For each of the questions in this section provide a short answer and argument. Note the quality and concision of the argument matters much more than the answer!


**(1)** Evaluate the truth of following statement: ''In the linear regression $y = X\beta + u$ the usual identifying assumption $\mathbb{E}(u|X) = 0$ implies $E(h(X)u) = 0$ for any function $h$ satisfying some regularity conditions related to measurability.''

**Answer**
For functions satisfying regularity conditions, this statement is true. Because $X$ provides no information about the expected value of $u$, no function of $X$ is able to either. Formally,

$\mathbb{E}(u|X) = 0 \Rightarrow \mathbb{E}(u|h(X)) = 0 \Rightarrow \mathbb{E}(h(X)u) = 0$

**(2)** Consider the same linear regression $y = X\beta + u$, but now suppose an alternative identifying assumption $\mathbb{E}(X|u) = 0$. Construct a simple estimator based on this alternative. Compare the usual and alternative identifying assumptions; are they equivalent? Is one stronger than the other?

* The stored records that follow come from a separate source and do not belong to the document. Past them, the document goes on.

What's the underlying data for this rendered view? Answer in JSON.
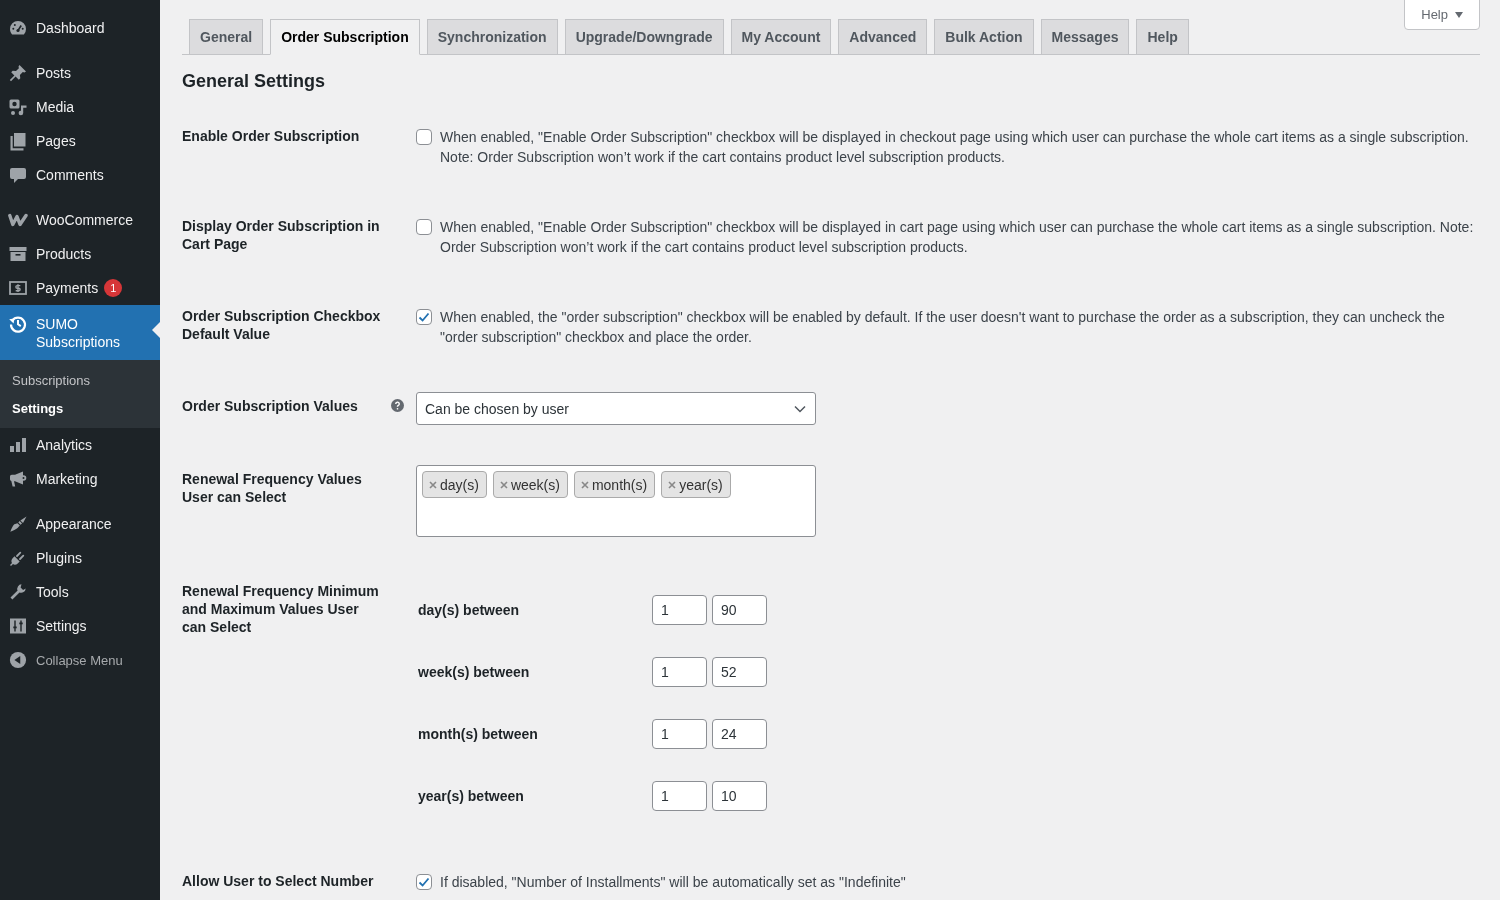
{
  "sidebar": {
    "groups": [
      {
        "items": [
          {
            "label": "Dashboard",
            "selected": false
          }
        ]
      },
      {
        "items": [
          {
            "label": "Posts",
            "selected": false
          },
          {
            "label": "Media",
            "selected": false
          },
          {
            "label": "Pages",
            "selected": false
          },
          {
            "label": "Comments",
            "selected": false
          }
        ]
      },
      {
        "items": [
          {
            "label": "WooCommerce",
            "selected": false
          },
          {
            "label": "Products",
            "selected": false
          },
          {
            "label": "Payments",
            "selected": false,
            "badge": "1"
          },
          {
            "label": "SUMO Subscriptions",
            "selected": true,
            "children": [
              {
                "label": "Subscriptions",
                "selected": false
              },
              {
                "label": "Settings",
                "selected": true
              }
            ]
          },
          {
            "label": "Analytics",
            "selected": false
          },
          {
            "label": "Marketing",
            "selected": false
          }
        ]
      },
      {
        "items": [
          {
            "label": "Appearance",
            "selected": false
          },
          {
            "label": "Plugins",
            "selected": false
          },
          {
            "label": "Tools",
            "selected": false
          },
          {
            "label": "Settings",
            "selected": false
          }
        ]
      }
    ],
    "collapse_label": "Collapse Menu"
  },
  "help_button": {
    "label": "Help"
  },
  "tabs": [
    {
      "label": "General",
      "selected": false
    },
    {
      "label": "Order Subscription",
      "selected": true
    },
    {
      "label": "Synchronization",
      "selected": false
    },
    {
      "label": "Upgrade/Downgrade",
      "selected": false
    },
    {
      "label": "My Account",
      "selected": false
    },
    {
      "label": "Advanced",
      "selected": false
    },
    {
      "label": "Bulk Action",
      "selected": false
    },
    {
      "label": "Messages",
      "selected": false
    },
    {
      "label": "Help",
      "selected": false
    }
  ],
  "section_title": "General Settings",
  "settings": [
    {
      "kind": "checkbox",
      "label": "Enable Order Subscription",
      "checked": false,
      "description": "When enabled, \"Enable Order Subscription\" checkbox will be displayed in checkout page using which user can purchase the whole cart items as a single subscription. Note: Order Subscription won’t work if the cart contains product level subscription products."
    },
    {
      "kind": "checkbox",
      "label": "Display Order Subscription in Cart Page",
      "checked": false,
      "description": "When enabled, \"Enable Order Subscription\" checkbox will be displayed in cart page using which user can purchase the whole cart items as a single subscription. Note: Order Subscription won’t work if the cart contains product level subscription products."
    },
    {
      "kind": "checkbox",
      "label": "Order Subscription Checkbox Default Value",
      "checked": true,
      "description": "When enabled, the \"order subscription\" checkbox will be enabled by default. If the user doesn't want to purchase the order as a subscription, they can uncheck the \"order subscription\" checkbox and place the order."
    },
    {
      "kind": "select",
      "label": "Order Subscription Values",
      "help_tip": true,
      "value": "Can be chosen by user"
    },
    {
      "kind": "multiselect",
      "label": "Renewal Frequency Values User can Select",
      "tags": [
        "day(s)",
        "week(s)",
        "month(s)",
        "year(s)"
      ]
    },
    {
      "kind": "range_table",
      "label": "Renewal Frequency Minimum and Maximum Values User can Select",
      "ranges": [
        {
          "label": "day(s) between",
          "min": "1",
          "max": "90"
        },
        {
          "label": "week(s) between",
          "min": "1",
          "max": "52"
        },
        {
          "label": "month(s) between",
          "min": "1",
          "max": "24"
        },
        {
          "label": "year(s) between",
          "min": "1",
          "max": "10"
        }
      ]
    },
    {
      "kind": "checkbox",
      "label": "Allow User to Select Number",
      "checked": true,
      "description": "If disabled, \"Number of Installments\" will be automatically set as \"Indefinite\""
    }
  ]
}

**Answer** A simple moment estimator given by this condition is derived by:

$\begin{align*}
\mathbb{E}(X|u) &= 0 \Rightarrow \mathbb{E}(u'X) = 0 \Rightarrow \mathbb{E}((y - X\beta)'X) = 0 \\
\mathbb{E}(y'X) &= \beta'\mathbb{E}(X'X)
\end{align*}$

which can be solved using the sample analog. 

The usual identifying assumption is $\mathbb{E}(u|X) = 0$; here, the condition goes the other direction, $\mathbb{E}(X|u) = 0$. While mathematically one is not stronger than the other in the sense that one does not imply the other, from a data generating point of view the alternative identifying assumption is more restrictive. Consider a regression model with an intercept, for example. If the disturbances had a non-zero mean, we could ''demean'' the disturbances by subtracting the mean and adding it to the intercept. Then, $\mathbb{E}(u|X)$ is not restrictive (See Greene chapter 2 for a discussion of this). 

However, if we believe that $X$ comes from some real data-generating process, then $\mathbb{E}(X|u) = 0 \Rightarrow \mathbb{E}(X) = 0$ is restrictive, because the columns of $X$ may each come from a different data generating process, and ''demeaning'' $X$ is not straightforward as before.

**(3)** Suppose that $y = f(X) + u$ for some unknown but continuous function $f$. Suppose we want to use observed data on $X$ to predict outcomes $y$, and seek a predictor $\hat{y}(X)$ which is ''best'' in the sense that the mean squared prediction error $\mathbb{E}(y−\hat{y}(X)|X))^2$ is minimized. What can we say about $\hat{y}$ and its relation to the conditional expectation $E(y|X)$? Its relation to $u$?

**Answer** First note that $\hat{y}(X) = \mathbb{E}(y|X)$ is the minimizer of this objective function:

$\text{argmin}_{\hat{y}(X)} \mathbb{E}(y−\hat{y}(X)|X))^2 = \mathbb{E}(y|X)$

This implies that:

$\mathbb{E}(\hat{y}(X)|X) = \mathbb{E}(y|X) = \mathbb{E}(f(X)|X) + \mathbb{E}(u|X) = f(X) + \mathbb{E}(u|X)$

Thus under the identifying assumption $\mathbb{E}(u|X) = 0$, $\hat{y}(X)$ unbiasedly estimates $f(X)$


# 2. Omitted variables

You are asked to serve as a referee for a paper submitted to a top field journal. In the submitted paper the researcher uses a sample of size $N$ to estimate a model 

$y = \alpha + \beta x + u$

The coefficient $\beta$ seems to be significantly different from zero, but the researcher is concerned about omitted variable bias, so they also estimate a variety of alternative specifications of the form

$y = \alpha + \beta x + \gamma w + u$

where $w$ is one of a number of other variables that the researcher hypothesizes might have some effect on y as a way of testing the first model.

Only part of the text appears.